Alexx serves a different function than the field investigators, spending most of her time with tissue samples and bloody scalpels. Miami sets up her distinction, visible on a few levels, right away -- through her sense of the poetic. In an early morgue scene, Alexx converses with the whistleblower-body, hypothesizing, "Only woman on board: that couldn't have been easy." And then, with a sigh and her voice lilting, "You were with them, but you weren't one of them." Megan, off to the side, chimes in, "All-boys express, I've been on that flight." But before the girl talk can get too serious, H speaks from on high (he's on the observation balcony, looking down on them): "Ladies! We may have an identity on the flight plan: Christina Calucci." And so, the girl has a name, and the show has a standard gendered dynamic.

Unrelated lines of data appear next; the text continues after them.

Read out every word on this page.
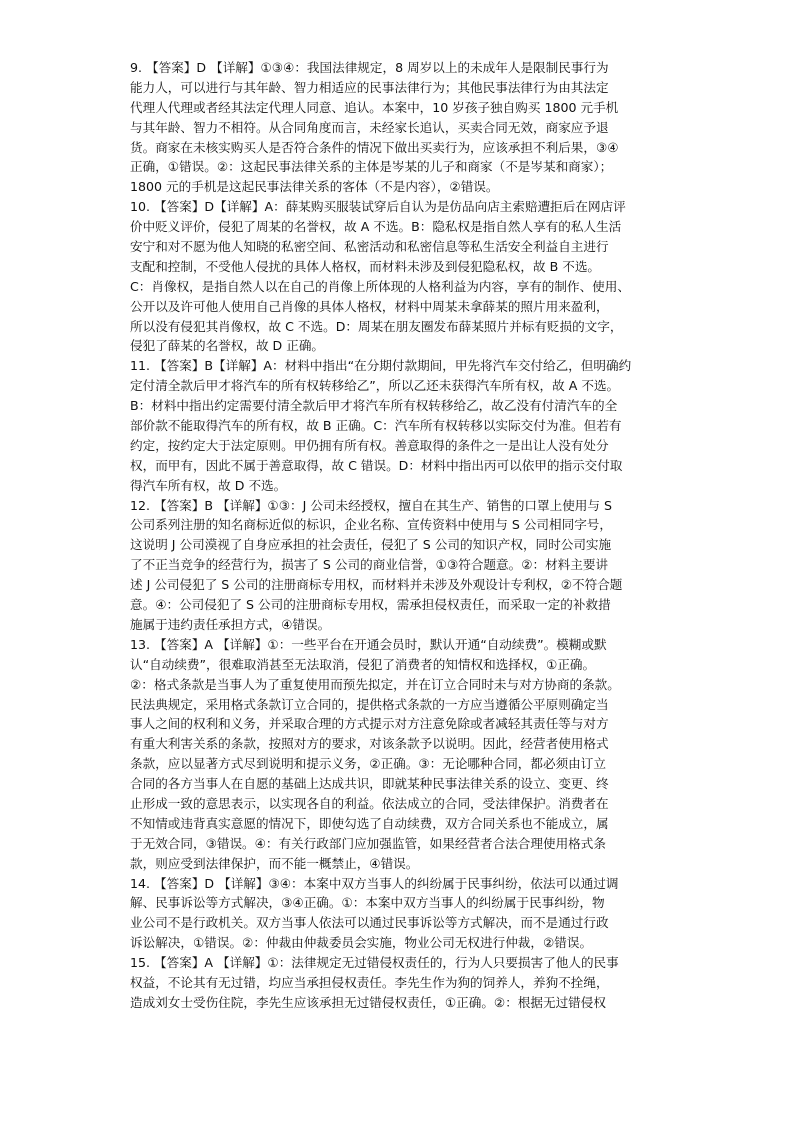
9. 【答案】D 【详解】①③④：我国法律规定，8 周岁以上的未成年人是限制民事行为
能力人，可以进行与其年龄、智力相适应的民事法律行为；其他民事法律行为由其法定
代理人代理或者经其法定代理人同意、追认。本案中，10 岁孩子独自购买 1800 元手机
与其年龄、智力不相符。从合同角度而言，未经家长追认，买卖合同无效，商家应予退
货。商家在未核实购买人是否符合条件的情况下做出买卖行为，应该承担不利后果，③④
正确，①错误。②：这起民事法律关系的主体是岑某的儿子和商家（不是岑某和商家）；
1800 元的手机是这起民事法律关系的客体（不是内容），②错误。
10. 【答案】D【详解】A：薛某购买服装试穿后自认为是仿品向店主索赔遭拒后在网店评
价中贬义评价，侵犯了周某的名誉权，故 A 不选。B：隐私权是指自然人享有的私人生活
安宁和对不愿为他人知晓的私密空间、私密活动和私密信息等私生活安全利益自主进行
支配和控制，不受他人侵扰的具体人格权，而材料未涉及到侵犯隐私权，故 B 不选。
C：肖像权，是指自然人以在自己的肖像上所体现的人格利益为内容，享有的制作、使用、
公开以及许可他人使用自己肖像的具体人格权，材料中周某未拿薛某的照片用来盈利，
所以没有侵犯其肖像权，故 C 不选。D：周某在朋友圈发布薛某照片并标有贬损的文字，
侵犯了薛某的名誉权，故 D 正确。
11. 【答案】B【详解】A：材料中指出“在分期付款期间，甲先将汽车交付给乙，但明确约
定付清全款后甲才将汽车的所有权转移给乙”，所以乙还未获得汽车所有权，故 A 不选。
B：材料中指出约定需要付清全款后甲才将汽车所有权转移给乙，故乙没有付清汽车的全
部价款不能取得汽车的所有权，故 B 正确。C：汽车所有权转移以实际交付为准。但若有
约定，按约定大于法定原则。甲仍拥有所有权。善意取得的条件之一是出让人没有处分
权，而甲有，因此不属于善意取得，故 C 错误。D：材料中指出丙可以依甲的指示交付取
得汽车所有权，故 D 不选。
12. 【答案】B 【详解】①③：J 公司未经授权，擅自在其生产、销售的口罩上使用与 S
公司系列注册的知名商标近似的标识，企业名称、宣传资料中使用与 S 公司相同字号，
这说明 J 公司漠视了自身应承担的社会责任，侵犯了 S 公司的知识产权，同时公司实施
了不正当竞争的经营行为，损害了 S 公司的商业信誉，①③符合题意。②：材料主要讲
述 J 公司侵犯了 S 公司的注册商标专用权，而材料并未涉及外观设计专利权，②不符合题
意。④：公司侵犯了 S 公司的注册商标专用权，需承担侵权责任，而采取一定的补救措
施属于违约责任承担方式，④错误。
13. 【答案】A 【详解】①：一些平台在开通会员时，默认开通“自动续费”。模糊或默
认“自动续费”，很难取消甚至无法取消，侵犯了消费者的知情权和选择权，①正确。
②：格式条款是当事人为了重复使用而预先拟定，并在订立合同时未与对方协商的条款。
民法典规定，采用格式条款订立合同的，提供格式条款的一方应当遵循公平原则确定当
事人之间的权利和义务，并采取合理的方式提示对方注意免除或者减轻其责任等与对方
有重大利害关系的条款，按照对方的要求，对该条款予以说明。因此，经营者使用格式
条款，应以显著方式尽到说明和提示义务，②正确。③：无论哪种合同，都必须由订立
合同的各方当事人在自愿的基础上达成共识，即就某种民事法律关系的设立、变更、终
止形成一致的意思表示，以实现各自的利益。依法成立的合同，受法律保护。消费者在
不知情或违背真实意愿的情况下，即使勾选了自动续费，双方合同关系也不能成立，属
于无效合同，③错误。④：有关行政部门应加强监管，如果经营者合法合理使用格式条
款，则应受到法律保护，而不能一概禁止，④错误。
14. 【答案】D 【详解】③④：本案中双方当事人的纠纷属于民事纠纷，依法可以通过调
解、民事诉讼等方式解决，③④正确。①：本案中双方当事人的纠纷属于民事纠纷，物
业公司不是行政机关。双方当事人依法可以通过民事诉讼等方式解决，而不是通过行政
诉讼解决，①错误。②：仲裁由仲裁委员会实施，物业公司无权进行仲裁，②错误。
15. 【答案】A 【详解】①：法律规定无过错侵权责任的，行为人只要损害了他人的民事
权益，不论其有无过错，均应当承担侵权责任。李先生作为狗的饲养人，养狗不拴绳，
造成刘女士受伤住院，李先生应该承担无过错侵权责任，①正确。②：根据无过错侵权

While the relationship between Megan and Horatio will probably become more complicated (why else introduce the question of authority in such a noticeable way?), Miami's basic structure is, perhaps by definition, exceedingly retread. The original series' season premiere reinforced this by adhering strictly to its own formula: two cases whose solutions are not immediately apparent in the first scenes. The first involves the unexpected death -- seemingly by lead poisoning -- of the "world's greatest" (and crankiest) poker player, known as the Candyman because he eats M&Ms nonstop (he happens to die at the Palms Hotel, where this season's Real World is set: word to the wise). Grissom and Warrick (Gary Dourdan) bond over more discussions of gambling, Warrick now being cured and Grissom finally admitting that he used to play cards, to finance college. Warrick wonders, after all their conversations about his own addiction, why Grissom never mentioned this before. "Same reason a good player hides his tells." Grissom, still cryptic. My boy Warrick, still working to keep up.

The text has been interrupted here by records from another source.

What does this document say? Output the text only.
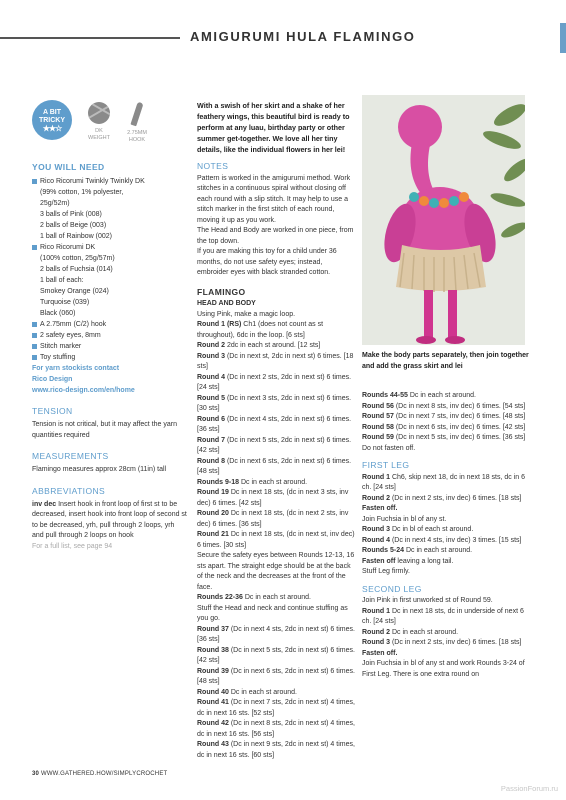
AMIGURUMI HULA FLAMINGO
A BIT
TRICKY
★★☆	DK
WEIGHT
2.75MM
HOOK
YOU WILL NEED
Rico Ricorumi Twinkly Twinkly DK
(99% cotton, 1% polyester,
25g/52m)
3 balls of Pink (008)
2 balls of Beige (003)
1 ball of Rainbow (002)
Rico Ricorumi DK
(100% cotton, 25g/57m)
2 balls of Fuchsia (014)
1 ball of each:
Smokey Orange (024)
Turquoise (039)
Black (060)
A 2.75mm (C/2) hook
2 safety eyes, 8mm
Stitch marker
Toy stuffing
For yarn stockists contact
Rico Design
www.rico-design.com/en/home
TENSION
Tension is not critical, but it may affect the yarn quantities required
MEASUREMENTS
Flamingo measures approx 28cm (11in) tall
ABBREVIATIONS
inv dec Insert hook in front loop of first st to be decreased, insert hook into front loop of second st to be decreased, yrh, pull through 2 loops, yrh and pull through 2 loops on hook
For a full list, see page 94

With a swish of her skirt and a shake of her feathery wings, this beautiful bird is ready to perform at any luau, birthday party or other summer get-together. We love all her tiny details, like the individual flowers in her lei!

NOTES

Pattern is worked in the amigurumi method. Work stitches in a continuous spiral without closing off each round with a slip stitch. It may help to use a stitch marker in the first stitch of each round, moving it up as you work.

The Head and Body are worked in one piece, from the top down.

If you are making this toy for a child under 36 months, do not use safety eyes; instead, embroider eyes with black stranded cotton.

FLAMINGO
HEAD AND BODY

Using Pink, make a magic loop.

Round 1 (RS) Ch1 (does not count as st throughout), 6dc in the loop. [6 sts]

Round 2 2dc in each st around. [12 sts]

Round 3 (Dc in next st, 2dc in next st) 6 times. [18 sts]

Round 4 (Dc in next 2 sts, 2dc in next st) 6 times. [24 sts]

Round 5 (Dc in next 3 sts, 2dc in next st) 6 times. [30 sts]

Round 6 (Dc in next 4 sts, 2dc in next st) 6 times. [36 sts]

Round 7 (Dc in next 5 sts, 2dc in next st) 6 times. [42 sts]

Round 8 (Dc in next 6 sts, 2dc in next st) 6 times. [48 sts]

Rounds 9-18 Dc in each st around.

Round 19 Dc in next 18 sts, (dc in next 3 sts, inv dec) 6 times. [42 sts]

Round 20 Dc in next 18 sts, (dc in next 2 sts, inv dec) 6 times. [36 sts]

Round 21 Dc in next 18 sts, (dc in next st, inv dec) 6 times. [30 sts]

Secure the safety eyes between Rounds 12-13, 16 sts apart. The straight edge should be at the back of the neck and the decreases at the front of the face.

Rounds 22-36 Dc in each st around.

Stuff the Head and neck and continue stuffing as you go.

Round 37 (Dc in next 4 sts, 2dc in next st) 6 times. [36 sts]

Round 38 (Dc in next 5 sts, 2dc in next st) 6 times. [42 sts]

Round 39 (Dc in next 6 sts, 2dc in next st) 6 times. [48 sts]

Round 40 Dc in each st around.

Round 41 (Dc in next 7 sts, 2dc in next st) 4 times, dc in next 16 sts. [52 sts]

Round 42 (Dc in next 8 sts, 2dc in next st) 4 times, dc in next 16 sts. [56 sts]

Round 43 (Dc in next 9 sts, 2dc in next st) 4 times, dc in next 16 sts. [60 sts]

Make the body parts separately, then join together and add the grass skirt and lei

Rounds 44-55 Dc in each st around.

Round 56 (Dc in next 8 sts, inv dec) 6 times. [54 sts]

Round 57 (Dc in next 7 sts, inv dec) 6 times. [48 sts]

Round 58 (Dc in next 6 sts, inv dec) 6 times. [42 sts]

Round 59 (Dc in next 5 sts, inv dec) 6 times. [36 sts]

Do not fasten off.

FIRST LEG

Round 1 Ch6, skip next 18, dc in next 18 sts, dc in 6 ch. [24 sts]

Round 2 (Dc in next 2 sts, inv dec) 6 times. [18 sts]

Fasten off.

Join Fuchsia in bl of any st.

Round 3 Dc in bl of each st around.

Round 4 (Dc in next 4 sts, inv dec) 3 times. [15 sts]

Rounds 5-24 Dc in each st around.

Fasten off leaving a long tail.

Stuff Leg firmly.

SECOND LEG

Join Pink in first unworked st of Round 59.

Round 1 Dc in next 18 sts, dc in underside of next 6 ch. [24 sts]

Round 2 Dc in each st around.

Round 3 (Dc in next 2 sts, inv dec) 6 times. [18 sts]

Fasten off.

Join Fuchsia in bl of any st and work Rounds 3-24 of First Leg. There is one extra round on

30 WWW.GATHERED.HOW/SIMPLYCROCHET
PassionForum.ru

C.S.I.'s second case, Catherine's, is the "torn from the headlines" one, beginning with the body of a young street-racer, alone on an abandoned airstrip, with no car in sight: Nick (George Eads): "There's a reason it's illegal." Catherine: "Yeah, kids end up dead." The carefully colorful lab work includes the usual tests on cut-up corpses and on the firing range, as well as the customary "possible-flashbacks" that show how a head might have exploded or a torso might have sustained perimortem bruising. Catherine and Nick head on down to "pre-game," where the kids gather to find out where races will be, nicely scored by the eardrum-blowing stereo system of one scruffy driver named Thumpy G. It's no surprise that he's playing the hip track of the moment, the Neptunes' "Lapdance."

And yet, in spite of everything, Catherine remains too hip for the room. When she and Nick go racing on the airstrip, she's armed with a fancy laser-tag-alarm-triggering gun, to assess whether the shot might have been made while racing cars with extra-super-duper-boosted engines. Nick makes a crack about her driving, she makes the shot, and the alarm goes off. Catherine takes a bow, arms raised in rock-star triumph against by the huge desert sky: "Thank you! Good night!" As overworked as the cases can get on C.S.I., and as overkilled as forensics tv most certainly is, Catherine maintains a dark sense of humor, gritty sensibility, and admirable skepticism, born of her knowledge of what human beings can do to each other.